Adding to that magic is Rakesh Chaurasia, who plays bansuri, an Indian bamboo flute. When the trio was touring India, Hussain — who knew Rakesh through his uncle, Indian flute legend Pandit Hariprasad Chaurasia — invited the younger flautist to sit in, and the chemistry was immediately apparent. “I think we wanted to see if we could do something a little more organic with just a small group,” says Meyer. “And to have somebody who plays as beautifully as Rakesh join us really opened it up to a more lyrical and melodic situation.”
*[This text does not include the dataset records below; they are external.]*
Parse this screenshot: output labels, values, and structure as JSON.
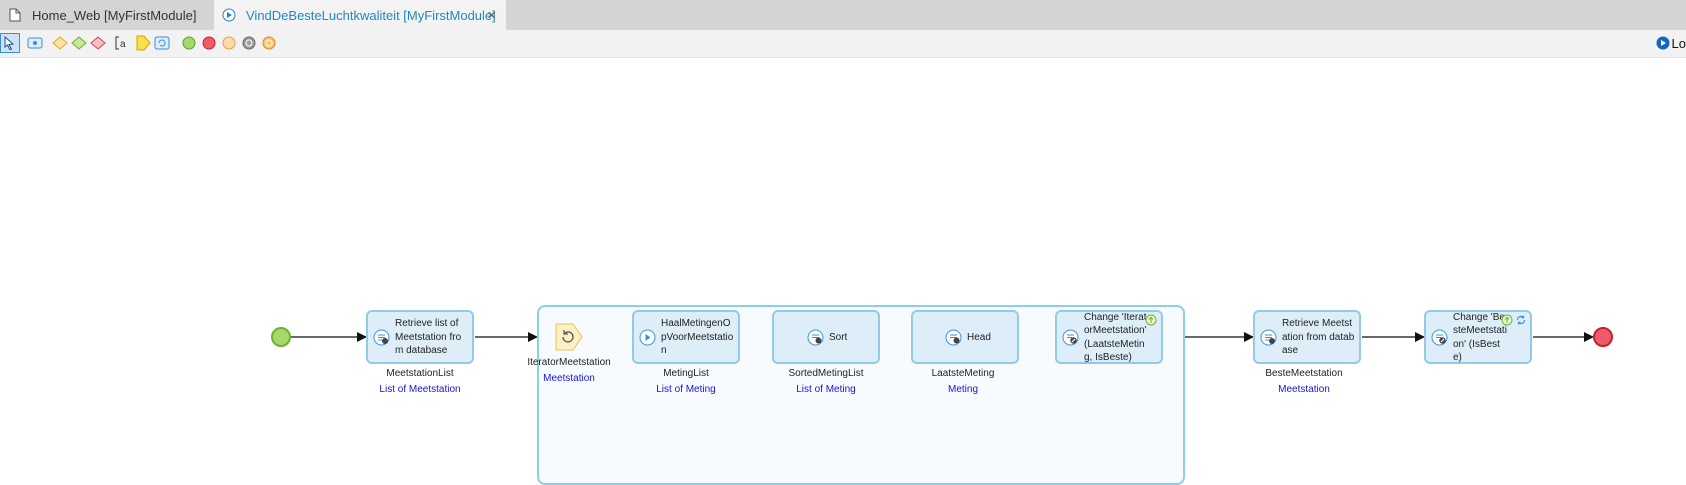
{
  "tabs": [
    {
      "label": "Home_Web [MyFirstModule]",
      "icon": "document-icon"
    },
    {
      "label": "VindDeBesteLuchtkwaliteit [MyFirstModule]",
      "icon": "microflow-icon",
      "close": "×"
    }
  ],
  "toolbar": {
    "tools": [
      "pointer-tool",
      "activity-tool",
      "decision-tool",
      "object-type-decision-tool",
      "merge-tool",
      "annotation-tool",
      "parameter-tool",
      "loop-tool",
      "start-event-tool",
      "end-event-tool",
      "error-event-tool",
      "continue-event-tool",
      "break-event-tool"
    ],
    "right_label": "Lo"
  },
  "colors": {
    "accent": "#1e88c8",
    "activity_fill": "#ddeef9",
    "activity_border": "#93cbe6",
    "start": "#a5d86a",
    "end": "#ef5b6a",
    "type_link": "#1515d8"
  },
  "flow": {
    "start": "start-event",
    "activities": [
      {
        "id": "a1",
        "text": "Retrieve list of Meetstation from database",
        "variable": "MeetstationList",
        "type": "List of Meetstation",
        "icon": "retrieve-icon"
      },
      {
        "id": "a2",
        "text": "HaalMetingenOpVoorMeetstation",
        "variable": "MetingList",
        "type": "List of Meting",
        "icon": "microflow-call-icon"
      },
      {
        "id": "a3",
        "text": "Sort",
        "variable": "SortedMetingList",
        "type": "List of Meting",
        "icon": "list-operation-icon"
      },
      {
        "id": "a4",
        "text": "Head",
        "variable": "LaatsteMeting",
        "type": "Meting",
        "icon": "list-operation-icon"
      },
      {
        "id": "a5",
        "text": "Change 'IteratorMeetstation' (LaatsteMeting, IsBeste)",
        "variable": "",
        "type": "",
        "icon": "change-object-icon"
      },
      {
        "id": "a6",
        "text": "Retrieve Meetstation from database",
        "variable": "BesteMeetstation",
        "type": "Meetstation",
        "icon": "retrieve-icon"
      },
      {
        "id": "a7",
        "text": "Change 'BesteMeetstation' (IsBeste)",
        "variable": "",
        "type": "",
        "icon": "change-object-icon"
      }
    ],
    "loop": {
      "iterator": "IteratorMeetstation",
      "type": "Meetstation"
    },
    "end": "end-event"
  }
}
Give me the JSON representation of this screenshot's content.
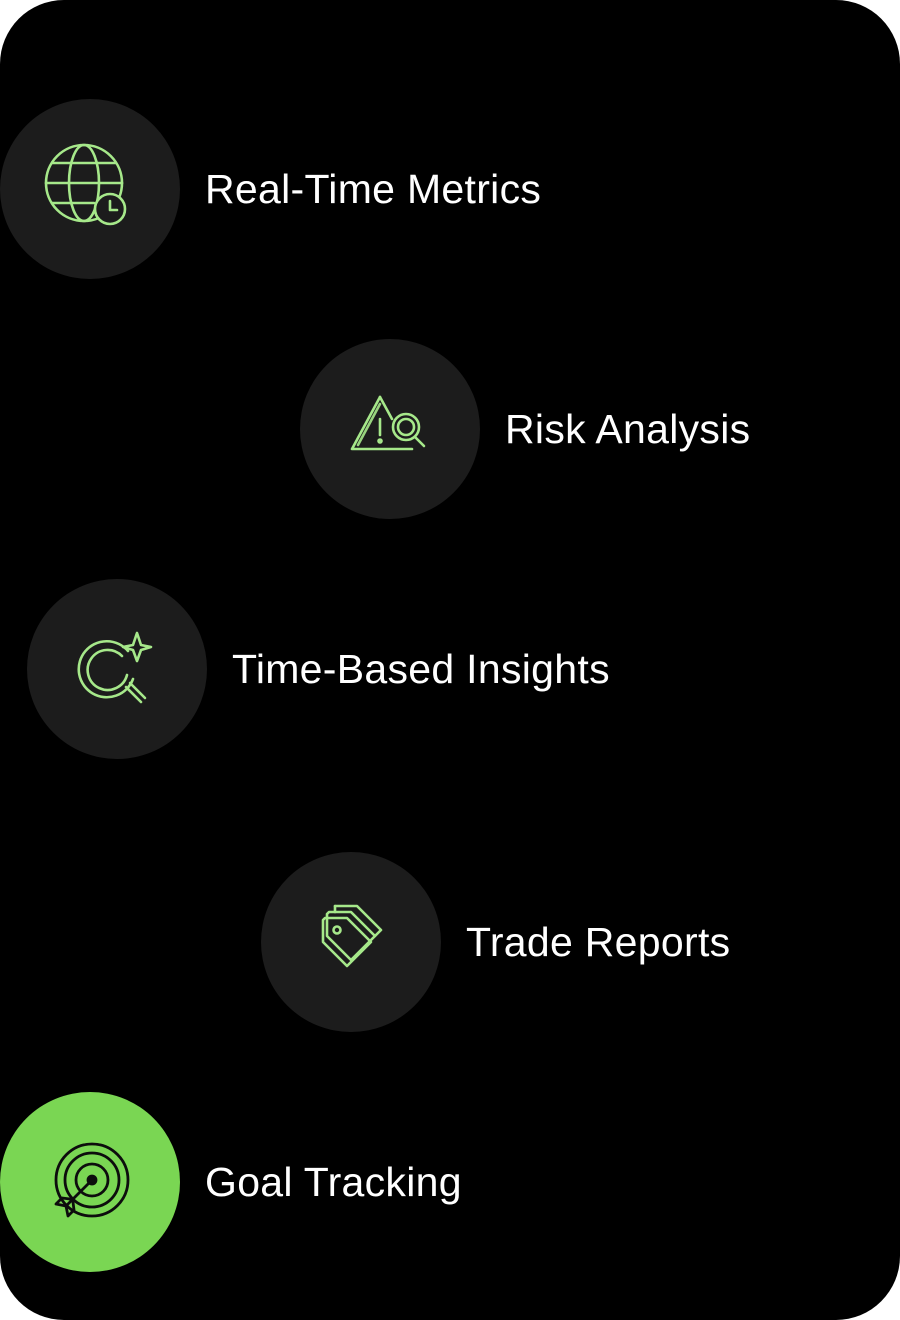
{
  "colors": {
    "background": "#000000",
    "circle": "#1c1c1c",
    "accent": "#7ad653",
    "icon_stroke": "#a6e88a",
    "text": "#ffffff"
  },
  "features": [
    {
      "label": "Real-Time Metrics",
      "icon": "globe-clock-icon",
      "active": false
    },
    {
      "label": "Risk Analysis",
      "icon": "warning-search-icon",
      "active": false
    },
    {
      "label": "Time-Based Insights",
      "icon": "sparkle-search-icon",
      "active": false
    },
    {
      "label": "Trade Reports",
      "icon": "tags-icon",
      "active": false
    },
    {
      "label": "Goal Tracking",
      "icon": "target-icon",
      "active": true
    }
  ]
}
“What I think is good about this quartet is that everybody has to stretch in the direction of the other people,” adds Fleck. “To me, a collaboration where nobody changes is not a collaboration. It’s a mashup. And there’s nothing wrong with that. But I like a collaboration where I have to learn a bunch of new things from the other people. And in this case, I’m learning like crazy.”
Béla Fleck
Few musicians in any category seem as uncategorizable as Béla Fleck. After initially making his mark with the progressive bluegrass group New Grass Revival, Fleck proceeded to take his instrument, as New York Times critic Jon Pareles noted, “to some very unlikely places.” He formed the Flecktones, a groundbreaking group whose repertoire ranged from fusion to Bach; the group celebrates its 46th anniversary this year. In addition, he has played jazz with Chick Corea, American roots with his partner, banjoist Abigail Washburn, written concertos for banjo and orchestra, and created a documentary film and album, Throw Down Your Heart, that examined the banjo’s African roots. Along the way, he has won 16 Grammys across 10 categories.
Zakir Hussain
The pre-eminent classical tabla virtuoso of our time, Zakir Hussain is appreciated as one of the world’s most esteemed and influential musicians, one whose mastery of his percussion instrument has taken it to a new level, transcending cultures and national borders. A child prodigy, accompanying India’s greatest musicians and dancers from his early years, and touring internationally while still in his teens, Zakir has been at the helm of many genre-defying collaborations including Shakti, Remember Shakti, Masters of Percussion, Diga, Tabla Beat Science, CrossCurrents, Sangam and Grammy-award winners Planet Drum and Global Drum Project. A revered composer and educator, Zakir is the recipient of countless honors, most recently the 2022 Kyoto Prize in Arts and Philosophy, the 2022 Aga Khan Music Award for Lifetime Achievement, and in January, 2023, the title of Padma Vibhushan, India’s second highest civilian award.
Edgar Meyer
Aptly described by The New Yorker as “the most remarkable virtuoso in the relatively un-chronicled history of his instrument,” double bassist and composer Edgar Meyer is at home in a broad spectrum of musical styles. A MacArthur Fellow and Avery Fisher Prize winner, he is eminently at home within classical music, both performing traditional works and also his significant catalog of original solo, chamber, and orchestral pieces. His 30-year relationship with Yo-Yo Ma has yielded seven recordings together, and his upcoming projects include a duo recording with jazz bassist Christian McBride and a recording of all four of his concertos with the Knights and the Scottish Ensemble, produced by Chis Thile.
Rakesh Chaurasia
Like Zakir Hussain, Rakesh Chaurasia comes from Indian classical music royalty. His uncle, Pandit Hariprasad Chaursia, is widely considered the greatest bansuri player in India, and Rakesh — who started playing at age five — is deemed his most brilliant student. Not only has he mastered the techniques of Indian classical music, he has developed additional techniques allowing him to venture into other styles of playing, particularly with his crossover band Rakesh and Friends. A composer as well as flautist, he has written and performed on numerous Indian movie soundtracks, and in 2007 was awarded the Indian Music Academy Award.